Detection criteria for vertical text fragments:

  1. Width << Height (aspect ratio < 0.3)
  2. Located in leftmost 15% of table
  3. X-center deviation < 10px between consecutive blocks
  4. Y-gap < 20px (adjacent in vertical direction)

Merge strategy:

def merge_vertical_fragments(blocks: List[TextBlock], table_bbox: BBox) -> List[TextBlock]:
    """
    Merge vertically stacked narrow text blocks into single blocks.
    """
    # Filter candidates: narrow blocks in left margin
    left_boundary = table_bbox.x0 + (table_bbox.width * 0.15)
    candidates = [b for b in blocks
                  if b.width < b.height * 0.3
                  and b.center_x < left_boundary]

    # Sort by Y position
    candidates.sort(key=lambda b: b.y0)

    # Merge adjacent blocks
    merged = []
    current_group = []

    for block in candidates:
        if not current_group:
            current_group.append(block)
        elif should_merge(current_group[-1], block):
            current_group.append(block)
        else:
            merged.append(merge_group(current_group))
            current_group = [block]

    if current_group:
        merged.append(merge_group(current_group))

    return merged

Decision 3: Data Sources

Primary source: cell_boxes from PP-Structure

  • Contains accurate geometric coordinates for each detected cell
  • Independent of HTML structure recognition

Secondary source: HTML content with row/col attributes

  • Contains text content and structure
  • May have incorrect col assignments (the problem we're fixing)
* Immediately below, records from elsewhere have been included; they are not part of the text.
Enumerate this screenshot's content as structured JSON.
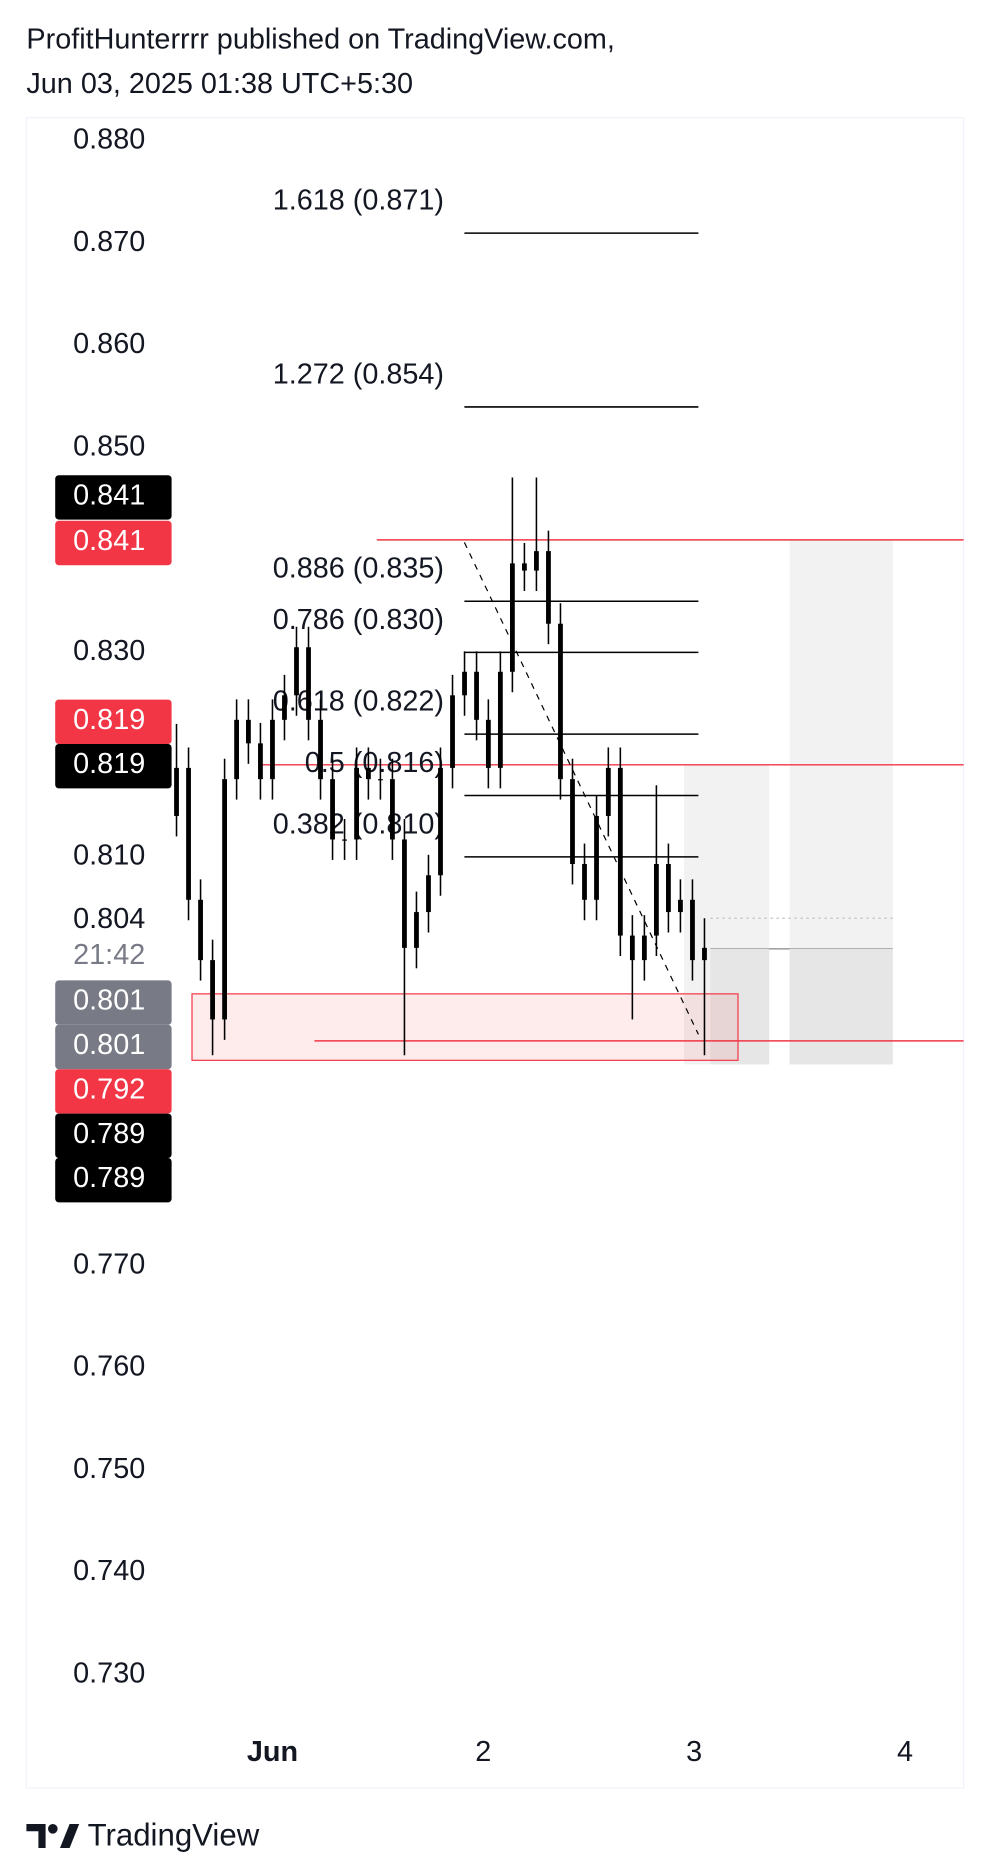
{
  "header": {
    "author_line": "ProfitHunterrrr published on TradingView.com,",
    "date_line": "Jun 03, 2025 01:38 UTC+5:30"
  },
  "footer": "TradingView",
  "chart_data": {
    "type": "candlestick",
    "color": "#000000",
    "xlim": [
      -0.167,
      4.278
    ],
    "ylim": [
      0.7248,
      0.8823
    ],
    "xticks": [
      {
        "value": 1,
        "label": "Jun"
      },
      2,
      3,
      4
    ],
    "yticks": [
      {
        "value": 0.88,
        "label": "0.880"
      },
      {
        "value": 0.87,
        "label": "0.870"
      },
      {
        "value": 0.86,
        "label": "0.860"
      },
      {
        "value": 0.85,
        "label": "0.850"
      },
      {
        "value": 0.83,
        "label": "0.830"
      },
      {
        "value": 0.81,
        "label": "0.810"
      },
      {
        "value": 0.77,
        "label": "0.770"
      },
      {
        "value": 0.76,
        "label": "0.760"
      },
      {
        "value": 0.75,
        "label": "0.750"
      },
      {
        "value": 0.74,
        "label": "0.740"
      },
      {
        "value": 0.73,
        "label": "0.730"
      }
    ],
    "x": [
      0.545,
      0.602,
      0.659,
      0.716,
      0.773,
      0.83,
      0.886,
      0.943,
      1.0,
      1.057,
      1.114,
      1.171,
      1.228,
      1.285,
      1.342,
      1.399,
      1.455,
      1.512,
      1.569,
      1.626,
      1.683,
      1.74,
      1.797,
      1.854,
      1.911,
      1.968,
      2.024,
      2.081,
      2.138,
      2.195,
      2.252,
      2.309,
      2.366,
      2.423,
      2.48,
      2.537,
      2.593,
      2.65,
      2.707,
      2.764,
      2.821,
      2.878,
      2.935,
      2.992,
      3.049
    ],
    "open": [
      0.814,
      0.8187,
      0.8058,
      0.7999,
      0.7941,
      0.8176,
      0.8234,
      0.8211,
      0.8176,
      0.8234,
      0.8258,
      0.8305,
      0.8234,
      0.8176,
      0.8117,
      0.8117,
      0.8187,
      0.8176,
      0.8176,
      0.8117,
      0.8011,
      0.8046,
      0.8082,
      0.8187,
      0.8258,
      0.8281,
      0.8234,
      0.8187,
      0.8281,
      0.8387,
      0.838,
      0.8399,
      0.8328,
      0.8176,
      0.8093,
      0.8058,
      0.814,
      0.8187,
      0.8023,
      0.7999,
      0.8023,
      0.8093,
      0.8046,
      0.8058,
      0.7999
    ],
    "high": [
      0.823,
      0.8207,
      0.8078,
      0.8019,
      0.8196,
      0.8254,
      0.8254,
      0.8231,
      0.8254,
      0.8278,
      0.8325,
      0.8325,
      0.8254,
      0.8196,
      0.8137,
      0.8207,
      0.8207,
      0.8196,
      0.8196,
      0.8137,
      0.8066,
      0.8102,
      0.8207,
      0.8278,
      0.8301,
      0.8301,
      0.8254,
      0.8301,
      0.8471,
      0.8407,
      0.8471,
      0.8419,
      0.8348,
      0.8196,
      0.8113,
      0.816,
      0.8207,
      0.8207,
      0.8043,
      0.8043,
      0.817,
      0.8113,
      0.8078,
      0.8078,
      0.804
    ],
    "low": [
      0.812,
      0.8038,
      0.7979,
      0.7906,
      0.7921,
      0.8156,
      0.8191,
      0.8156,
      0.8156,
      0.8214,
      0.8238,
      0.8214,
      0.8156,
      0.8097,
      0.8097,
      0.8097,
      0.8156,
      0.8156,
      0.8097,
      0.7906,
      0.7991,
      0.8026,
      0.8062,
      0.8167,
      0.8238,
      0.8214,
      0.8167,
      0.8167,
      0.8261,
      0.836,
      0.836,
      0.8308,
      0.8156,
      0.8073,
      0.8038,
      0.8038,
      0.812,
      0.8003,
      0.7941,
      0.7979,
      0.8003,
      0.8026,
      0.8026,
      0.7979,
      0.7906
    ],
    "close": [
      0.8187,
      0.8058,
      0.7999,
      0.7941,
      0.8176,
      0.8234,
      0.8211,
      0.8176,
      0.8234,
      0.8258,
      0.8305,
      0.8234,
      0.8176,
      0.8117,
      0.8117,
      0.8187,
      0.8176,
      0.8176,
      0.8117,
      0.8011,
      0.8046,
      0.8082,
      0.8187,
      0.8258,
      0.8281,
      0.8234,
      0.8187,
      0.8281,
      0.8387,
      0.838,
      0.8399,
      0.8328,
      0.8176,
      0.8093,
      0.8058,
      0.814,
      0.8187,
      0.8023,
      0.7999,
      0.8023,
      0.8093,
      0.8046,
      0.8058,
      0.7999,
      0.8011
    ],
    "fib": [
      {
        "label": "1.618 (0.871)",
        "value": 0.871
      },
      {
        "label": "1.272 (0.854)",
        "value": 0.854
      },
      {
        "label": "0.886 (0.835)",
        "value": 0.835
      },
      {
        "label": "0.786 (0.830)",
        "value": 0.83
      },
      {
        "label": "0.618 (0.822)",
        "value": 0.822
      },
      {
        "label": "0.5 (0.816)",
        "value": 0.816
      },
      {
        "label": "0.382 (0.810)",
        "value": 0.81
      }
    ],
    "hlines": [
      {
        "value": 0.841,
        "color": "#f23645"
      },
      {
        "value": 0.819,
        "color": "#f23645"
      },
      {
        "value": 0.792,
        "color": "#f23645"
      }
    ],
    "zone": {
      "top": 0.7966,
      "bottom": 0.7901,
      "color": "#f23645"
    },
    "position_boxes": [
      {
        "top": 0.819,
        "bottom": 0.7897
      },
      {
        "top": 0.841,
        "bottom": 0.7897
      }
    ],
    "price_labels": [
      {
        "value": 0.841,
        "color": "#000000"
      },
      {
        "value": 0.841,
        "color": "#f23645"
      },
      {
        "value": 0.819,
        "color": "#f23645"
      },
      {
        "value": 0.819,
        "color": "#000000"
      },
      {
        "value": 0.804,
        "color": null
      },
      {
        "value": 0.801,
        "color": "#787b86"
      },
      {
        "value": 0.801,
        "color": "#787b86"
      },
      {
        "value": 0.792,
        "color": "#f23645"
      },
      {
        "value": 0.789,
        "color": "#000000"
      },
      {
        "value": 0.789,
        "color": "#000000"
      }
    ],
    "countdown": "21:42"
  }
}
Correlation: Match HTML cells to cell_boxes using IoU (Intersection over Union):

def match_html_cell_to_cellbox(html_cell: HtmlCell, cell_boxes: List[BBox]) -> Optional[BBox]:
    """Find the cell_box that best matches this HTML cell's position."""
    best_iou = 0
    best_box = None

    for box in cell_boxes:
        iou = calculate_iou(html_cell.inferred_bbox, box)
        if iou > best_iou:
            best_iou = iou
            best_box = box

    return best_box if best_iou > 0.3 else None

Configuration

# config.py additions
table_column_correction_enabled: bool = Field(
    default=True,
    description="Enable header-anchor column correction"
)
table_column_correction_threshold: float = Field(
    default=0.5,
    description="Minimum X-overlap ratio to trigger column correction"
)
vertical_fragment_merge_enabled: bool = Field(
    default=True,
    description="Enable vertical text fragment merging"
)
vertical_fragment_aspect_ratio: float = Field(
    default=0.3,
    description="Max width/height ratio to consider as vertical text"
)

Risks / Trade-offs

Risk Mitigation
Headers themselves misaligned Fall back to original column assignments
Multi-row headers Support colspan detection in header extraction
Tables without headers Skip correction, use original structure
Performance overhead O(n*m) is negligible for typical table sizes

Integration Points

  1. Input: PP-Structure's table_res containing:

    • cell_boxes: List of [x0, y0, x1, y1] coordinates
    • html: Table HTML with row/col attributes
  2. Output: Corrected table structure with:

    • Updated col indices in HTML cells
    • Merged vertical text blocks
    • Diagnostic logs for corrections made
  3. Trigger location: After PP-Structure table recognition, before PDF generation

    • File: pdf_generator_service.py
    • Method: draw_table_region() or new preprocessing step

Open Questions

  1. Q: How to handle tables where header row itself is misaligned? A: Could add a secondary validation using cell_boxes grid inference, but start simple.

  2. Q: Should corrections be logged for user review? A: Yes, add detailed logging with before/after column indices.